“I have, I have,” she said in her ecstasy. “They are the Otterbourne diamonds just as I gave them to Beaumont. Oh, my dear good man, how can I thank you?”
He did not answer; he breathed so loudly and heavily that she thought he was going to have a fit, and she could not but wish that he might have one. Like a child with a toy she took the jewels and began fitting them together to make the ornament she had so often worn.
“Oh, how can I ever be seen without them! It is so monstrous, so brutal to shut them up at Coutts’s unseen for all those years!”
As soon as she had escaped from one danger she, woman-like, bewailed another affliction.
“How did you get over Beaumont,” she asked: “was he disagreeable about me?”
“No; like a man of sense he was glad to get his money and asked no questions whence it came. Here is his receipt.”
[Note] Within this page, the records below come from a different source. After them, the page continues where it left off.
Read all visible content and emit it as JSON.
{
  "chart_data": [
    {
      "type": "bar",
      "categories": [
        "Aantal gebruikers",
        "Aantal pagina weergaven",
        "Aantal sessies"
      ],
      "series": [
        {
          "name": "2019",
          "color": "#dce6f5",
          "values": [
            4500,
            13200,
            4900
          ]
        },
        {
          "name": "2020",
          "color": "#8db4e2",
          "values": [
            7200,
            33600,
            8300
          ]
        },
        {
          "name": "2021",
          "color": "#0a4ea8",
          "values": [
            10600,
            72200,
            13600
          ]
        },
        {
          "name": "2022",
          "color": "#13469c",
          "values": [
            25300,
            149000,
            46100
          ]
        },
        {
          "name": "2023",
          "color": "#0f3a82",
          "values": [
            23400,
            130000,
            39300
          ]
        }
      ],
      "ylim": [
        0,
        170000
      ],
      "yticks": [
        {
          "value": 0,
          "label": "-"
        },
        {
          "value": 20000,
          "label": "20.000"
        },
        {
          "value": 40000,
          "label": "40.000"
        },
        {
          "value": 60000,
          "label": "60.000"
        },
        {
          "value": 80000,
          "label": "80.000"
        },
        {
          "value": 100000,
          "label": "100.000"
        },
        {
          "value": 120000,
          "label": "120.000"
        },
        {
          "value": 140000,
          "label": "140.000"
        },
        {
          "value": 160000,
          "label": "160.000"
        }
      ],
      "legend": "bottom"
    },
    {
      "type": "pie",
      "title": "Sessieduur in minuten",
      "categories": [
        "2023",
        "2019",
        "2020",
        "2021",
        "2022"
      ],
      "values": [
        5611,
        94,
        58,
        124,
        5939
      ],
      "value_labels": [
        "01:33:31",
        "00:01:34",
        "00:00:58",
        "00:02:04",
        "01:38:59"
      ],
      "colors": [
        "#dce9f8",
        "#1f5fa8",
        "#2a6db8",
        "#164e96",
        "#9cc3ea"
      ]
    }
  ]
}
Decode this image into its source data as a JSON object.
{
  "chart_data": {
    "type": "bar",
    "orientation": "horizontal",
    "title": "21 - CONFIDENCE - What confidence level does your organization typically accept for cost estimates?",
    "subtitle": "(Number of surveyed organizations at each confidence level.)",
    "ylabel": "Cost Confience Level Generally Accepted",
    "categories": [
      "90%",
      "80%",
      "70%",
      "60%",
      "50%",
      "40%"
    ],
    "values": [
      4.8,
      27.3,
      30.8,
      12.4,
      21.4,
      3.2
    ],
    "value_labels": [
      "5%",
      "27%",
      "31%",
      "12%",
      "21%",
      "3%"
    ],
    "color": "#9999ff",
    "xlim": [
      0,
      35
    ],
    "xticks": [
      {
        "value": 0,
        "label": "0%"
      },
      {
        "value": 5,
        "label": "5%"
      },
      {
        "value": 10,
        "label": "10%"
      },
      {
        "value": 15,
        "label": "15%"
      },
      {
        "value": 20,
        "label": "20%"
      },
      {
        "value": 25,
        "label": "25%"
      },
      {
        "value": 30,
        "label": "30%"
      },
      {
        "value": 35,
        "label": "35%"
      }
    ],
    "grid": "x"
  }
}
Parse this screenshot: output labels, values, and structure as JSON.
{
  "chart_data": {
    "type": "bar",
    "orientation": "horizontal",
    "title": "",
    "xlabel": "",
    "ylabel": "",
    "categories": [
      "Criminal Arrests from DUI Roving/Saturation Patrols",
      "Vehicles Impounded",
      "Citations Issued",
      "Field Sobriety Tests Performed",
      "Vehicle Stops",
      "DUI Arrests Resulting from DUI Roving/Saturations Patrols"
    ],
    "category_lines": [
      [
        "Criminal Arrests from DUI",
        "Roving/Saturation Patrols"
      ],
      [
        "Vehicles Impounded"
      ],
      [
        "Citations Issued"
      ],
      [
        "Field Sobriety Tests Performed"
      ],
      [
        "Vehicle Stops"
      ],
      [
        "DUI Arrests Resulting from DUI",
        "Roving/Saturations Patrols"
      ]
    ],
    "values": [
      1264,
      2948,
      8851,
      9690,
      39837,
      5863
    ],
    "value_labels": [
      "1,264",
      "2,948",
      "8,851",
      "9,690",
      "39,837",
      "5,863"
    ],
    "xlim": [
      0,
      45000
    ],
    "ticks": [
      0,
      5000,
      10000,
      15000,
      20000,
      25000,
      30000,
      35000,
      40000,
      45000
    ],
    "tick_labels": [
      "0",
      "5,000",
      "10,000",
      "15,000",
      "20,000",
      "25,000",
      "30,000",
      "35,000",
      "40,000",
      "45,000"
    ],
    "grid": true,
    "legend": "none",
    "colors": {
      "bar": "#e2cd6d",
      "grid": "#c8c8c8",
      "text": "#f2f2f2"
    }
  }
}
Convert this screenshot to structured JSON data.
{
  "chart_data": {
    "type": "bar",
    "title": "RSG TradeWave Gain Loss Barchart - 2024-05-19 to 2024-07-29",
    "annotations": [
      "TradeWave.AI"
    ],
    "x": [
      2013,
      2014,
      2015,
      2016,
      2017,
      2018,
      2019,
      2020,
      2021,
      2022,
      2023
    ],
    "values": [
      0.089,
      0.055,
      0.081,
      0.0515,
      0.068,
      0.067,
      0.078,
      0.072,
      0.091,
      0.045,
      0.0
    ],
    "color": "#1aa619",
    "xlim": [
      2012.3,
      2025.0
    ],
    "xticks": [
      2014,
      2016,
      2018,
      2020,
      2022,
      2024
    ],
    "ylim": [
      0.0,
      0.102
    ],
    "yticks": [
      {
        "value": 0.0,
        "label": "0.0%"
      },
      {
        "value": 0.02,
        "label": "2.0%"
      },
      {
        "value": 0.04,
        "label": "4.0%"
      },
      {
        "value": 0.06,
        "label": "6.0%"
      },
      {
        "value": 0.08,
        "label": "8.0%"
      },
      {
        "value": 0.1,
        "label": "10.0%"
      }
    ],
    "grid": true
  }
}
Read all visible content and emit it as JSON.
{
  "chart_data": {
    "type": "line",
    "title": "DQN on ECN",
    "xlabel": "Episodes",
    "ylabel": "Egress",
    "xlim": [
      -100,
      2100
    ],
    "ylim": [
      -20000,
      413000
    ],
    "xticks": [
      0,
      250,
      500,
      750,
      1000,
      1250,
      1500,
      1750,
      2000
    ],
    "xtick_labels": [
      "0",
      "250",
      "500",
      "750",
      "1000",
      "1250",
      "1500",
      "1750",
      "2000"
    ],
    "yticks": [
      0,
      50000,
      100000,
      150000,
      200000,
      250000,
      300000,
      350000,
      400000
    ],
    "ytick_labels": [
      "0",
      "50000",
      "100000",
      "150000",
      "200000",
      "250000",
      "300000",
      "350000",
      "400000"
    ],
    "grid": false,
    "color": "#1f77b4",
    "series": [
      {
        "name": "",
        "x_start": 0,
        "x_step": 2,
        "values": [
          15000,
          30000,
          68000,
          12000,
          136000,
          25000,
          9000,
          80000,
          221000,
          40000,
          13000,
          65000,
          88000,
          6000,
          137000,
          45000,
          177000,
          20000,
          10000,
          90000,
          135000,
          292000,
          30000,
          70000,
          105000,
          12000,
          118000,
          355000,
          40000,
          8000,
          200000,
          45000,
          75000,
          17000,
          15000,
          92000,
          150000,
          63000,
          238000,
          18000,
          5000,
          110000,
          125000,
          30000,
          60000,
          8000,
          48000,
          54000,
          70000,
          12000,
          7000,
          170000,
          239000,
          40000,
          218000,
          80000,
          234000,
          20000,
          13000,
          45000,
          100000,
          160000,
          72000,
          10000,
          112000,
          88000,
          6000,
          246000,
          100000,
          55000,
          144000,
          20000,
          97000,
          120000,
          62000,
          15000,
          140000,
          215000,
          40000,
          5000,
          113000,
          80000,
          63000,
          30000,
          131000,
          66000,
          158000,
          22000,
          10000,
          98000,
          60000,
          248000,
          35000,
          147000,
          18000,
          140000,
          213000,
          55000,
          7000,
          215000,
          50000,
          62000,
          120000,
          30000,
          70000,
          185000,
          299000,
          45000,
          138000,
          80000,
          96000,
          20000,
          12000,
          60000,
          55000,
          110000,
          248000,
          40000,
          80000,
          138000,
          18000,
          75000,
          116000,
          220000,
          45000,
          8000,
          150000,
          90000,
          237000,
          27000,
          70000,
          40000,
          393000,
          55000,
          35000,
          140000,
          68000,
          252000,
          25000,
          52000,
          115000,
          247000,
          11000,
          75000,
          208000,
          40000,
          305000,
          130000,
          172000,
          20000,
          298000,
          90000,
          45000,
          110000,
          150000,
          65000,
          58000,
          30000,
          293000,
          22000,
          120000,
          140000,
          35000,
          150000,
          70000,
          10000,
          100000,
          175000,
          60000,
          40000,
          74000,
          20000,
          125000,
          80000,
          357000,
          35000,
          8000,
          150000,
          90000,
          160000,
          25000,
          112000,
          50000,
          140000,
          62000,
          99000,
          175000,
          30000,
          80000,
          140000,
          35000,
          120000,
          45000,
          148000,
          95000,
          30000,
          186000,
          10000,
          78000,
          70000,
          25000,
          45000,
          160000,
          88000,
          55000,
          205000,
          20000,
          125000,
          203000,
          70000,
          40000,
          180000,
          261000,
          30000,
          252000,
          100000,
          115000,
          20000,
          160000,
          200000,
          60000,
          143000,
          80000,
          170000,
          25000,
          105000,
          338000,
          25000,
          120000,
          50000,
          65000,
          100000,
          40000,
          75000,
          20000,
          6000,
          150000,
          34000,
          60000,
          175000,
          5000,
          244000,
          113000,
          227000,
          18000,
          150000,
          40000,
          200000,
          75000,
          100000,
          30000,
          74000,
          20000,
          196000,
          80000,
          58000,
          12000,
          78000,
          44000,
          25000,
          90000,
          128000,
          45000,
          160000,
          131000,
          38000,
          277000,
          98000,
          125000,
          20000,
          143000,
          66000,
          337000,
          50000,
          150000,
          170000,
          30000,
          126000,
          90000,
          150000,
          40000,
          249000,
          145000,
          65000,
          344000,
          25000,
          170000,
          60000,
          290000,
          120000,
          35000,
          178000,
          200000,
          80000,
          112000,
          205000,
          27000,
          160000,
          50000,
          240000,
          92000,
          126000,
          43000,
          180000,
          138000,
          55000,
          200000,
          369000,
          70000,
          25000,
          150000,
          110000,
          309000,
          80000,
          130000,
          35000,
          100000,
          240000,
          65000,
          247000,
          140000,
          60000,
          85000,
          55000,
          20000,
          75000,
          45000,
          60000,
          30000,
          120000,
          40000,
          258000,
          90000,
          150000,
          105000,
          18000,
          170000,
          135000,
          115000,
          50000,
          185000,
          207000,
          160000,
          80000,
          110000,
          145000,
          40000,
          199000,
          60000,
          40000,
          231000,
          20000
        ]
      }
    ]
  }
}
He held it before her, but he did not let it go out of his hands. She saw that Beaumont had received of William Massarene, on behalf of the Duchess of Otterbourne, the sum of three hundred thousand francs plus interest. A painful flush rose over her face as she saw that, and she realized more distinctly what she had done.
“How can I ever repay you?” she murmured.
William Massarene’s thin tight-shut lips smiled, not agreeably. He put the receipt back in his breast-pocket.
“And my signature?” she said timidly, the first time in all her life that timidity had ever assailed her.